Aguardé a que Gary y William se hubiesen marchado antes de hacer lo propio; no quería que William me viera utilizar el acceso posterior de la casa que conducía a la vía de servicio.
Cuanta tirantez se acumula con los años cuando se vive tan apiñado. El conflicto entre William y su padre era el más evidente, pero William me había dicho que los hermanos se peleaban entre sí; Jacqui, que gastaba con suma liberalidad en vestuario y trabajaba servilmente en su figura, inspiraba su propia dosis de hostilidad en la familia. No era de extrañar que Annie Lisa hubiese buscado refugio en un mundo imaginario, y su hija, en el sexo y las drogas. Pobre Candace, ¿cómo le iría la vida en Corea?
Salí por la verja trasera sin que nadie me viera. Una vez en Silverwood Lane apagué los faros y avancé lentamente por la carretera a oscuras hasta que me incorporé a una arteria principal. Me detuve en la primera estación de servicio que encontré para llenar el depósito del Mustang y comprobar mi ubicación en el plano. Estaba a unos tres kilómetros de una autovía cercana que me llevaría de regreso a la ciudad. Me pareció más sencillo optar por el camino más rápido hasta mi casa que volver a cruzar el entramado urbano hasta la de Morrell, habida cuenta de que estaría pasando la velada en compañía de Don. Saqué el móvil para llamar a Morrell y entonces recordé el consejo que yo misma le había dado a Billy: mi teléfono también emitía una señal GPS fácil de rastrear. Así era como Carnifice, o quienquiera que fuese, seguía mi pista, igual que la de Morrell o la de ambos.
Lo apagué. Se me ocurrió buscar un teléfono público para llamar a Morrell por una línea convencional, aunque si habían pinchado su teléfono también localizarían la llamada. Salí de la gasolinera sintiéndome curiosamente liberada gracias a mi anonimato y me deslicé a través de la noche sin que nadie supiera dónde estaba. Al entrar en la autovía me puse a cantar «Sempre libera» a grito pelado pese a ser consciente de que desafinaba de un modo atroz.

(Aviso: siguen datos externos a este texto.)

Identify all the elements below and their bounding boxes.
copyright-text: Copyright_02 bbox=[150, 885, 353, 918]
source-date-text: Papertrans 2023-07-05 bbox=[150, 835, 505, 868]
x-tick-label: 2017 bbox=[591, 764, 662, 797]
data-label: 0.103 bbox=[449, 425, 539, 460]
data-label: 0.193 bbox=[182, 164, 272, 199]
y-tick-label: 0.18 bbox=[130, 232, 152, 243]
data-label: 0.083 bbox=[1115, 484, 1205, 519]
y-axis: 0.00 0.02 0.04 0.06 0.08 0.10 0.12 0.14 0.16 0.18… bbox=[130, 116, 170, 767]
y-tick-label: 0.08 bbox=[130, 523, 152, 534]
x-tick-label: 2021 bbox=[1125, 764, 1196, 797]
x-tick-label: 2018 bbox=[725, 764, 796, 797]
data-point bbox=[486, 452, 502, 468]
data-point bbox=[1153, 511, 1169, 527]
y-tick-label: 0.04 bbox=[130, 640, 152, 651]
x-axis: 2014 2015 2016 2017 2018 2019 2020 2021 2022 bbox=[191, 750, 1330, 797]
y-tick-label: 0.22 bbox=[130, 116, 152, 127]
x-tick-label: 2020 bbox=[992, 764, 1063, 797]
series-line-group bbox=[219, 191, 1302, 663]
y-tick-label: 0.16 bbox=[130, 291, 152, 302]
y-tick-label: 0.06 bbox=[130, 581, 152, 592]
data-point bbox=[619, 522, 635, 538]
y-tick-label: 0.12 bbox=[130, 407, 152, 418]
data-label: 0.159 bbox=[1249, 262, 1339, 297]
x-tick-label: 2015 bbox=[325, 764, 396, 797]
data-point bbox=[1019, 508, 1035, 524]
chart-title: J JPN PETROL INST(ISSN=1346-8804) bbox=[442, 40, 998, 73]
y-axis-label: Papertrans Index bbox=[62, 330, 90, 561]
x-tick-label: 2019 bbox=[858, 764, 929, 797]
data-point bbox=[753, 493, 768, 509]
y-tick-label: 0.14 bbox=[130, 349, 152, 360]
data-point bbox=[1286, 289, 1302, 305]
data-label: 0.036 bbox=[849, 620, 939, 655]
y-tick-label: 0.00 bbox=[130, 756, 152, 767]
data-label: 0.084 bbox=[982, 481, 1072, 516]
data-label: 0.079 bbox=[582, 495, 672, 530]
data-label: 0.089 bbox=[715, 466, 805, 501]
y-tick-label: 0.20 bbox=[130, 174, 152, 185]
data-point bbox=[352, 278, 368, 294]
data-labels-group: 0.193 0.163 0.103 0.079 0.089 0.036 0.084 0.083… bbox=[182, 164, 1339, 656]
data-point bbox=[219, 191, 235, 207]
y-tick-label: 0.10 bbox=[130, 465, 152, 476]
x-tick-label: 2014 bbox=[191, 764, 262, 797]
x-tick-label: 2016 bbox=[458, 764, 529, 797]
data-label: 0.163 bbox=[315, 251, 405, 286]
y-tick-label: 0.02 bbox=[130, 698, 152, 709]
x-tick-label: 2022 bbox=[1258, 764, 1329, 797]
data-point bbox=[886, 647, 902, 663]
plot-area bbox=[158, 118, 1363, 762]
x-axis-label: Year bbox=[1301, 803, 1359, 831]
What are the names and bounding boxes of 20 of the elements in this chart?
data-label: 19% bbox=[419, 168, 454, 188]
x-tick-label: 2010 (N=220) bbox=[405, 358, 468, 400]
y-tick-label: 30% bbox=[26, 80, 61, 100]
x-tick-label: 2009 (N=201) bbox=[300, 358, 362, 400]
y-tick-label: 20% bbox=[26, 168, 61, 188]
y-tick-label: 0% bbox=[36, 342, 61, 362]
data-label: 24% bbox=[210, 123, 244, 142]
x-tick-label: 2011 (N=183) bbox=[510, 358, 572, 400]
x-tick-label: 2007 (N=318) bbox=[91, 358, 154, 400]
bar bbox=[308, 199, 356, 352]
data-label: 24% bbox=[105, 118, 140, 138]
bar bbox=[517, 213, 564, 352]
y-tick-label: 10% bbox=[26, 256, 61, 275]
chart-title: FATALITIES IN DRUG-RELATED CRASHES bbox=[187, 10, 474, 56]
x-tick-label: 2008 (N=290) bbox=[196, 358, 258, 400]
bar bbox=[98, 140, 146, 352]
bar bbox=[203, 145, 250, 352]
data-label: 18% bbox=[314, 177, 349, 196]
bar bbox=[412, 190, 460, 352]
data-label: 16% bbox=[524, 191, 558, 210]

Había tan poco tráfico a esas horas que subí la aguja hasta los ciento veinte, circulando por autovías y autopistas de peaje, aminorando tan sólo en el inevitable nudo de O'Hare, para luego proseguir sin más tropiezos hasta mi salida en veintisiete minutos. Con tan preciso cómputo del tiempo, podría reemplazar a Patrick Grobian controlando a sus camioneros al segundo. Sonreí para mis adentros imaginándome la reacción de la familia si se lo propusiera.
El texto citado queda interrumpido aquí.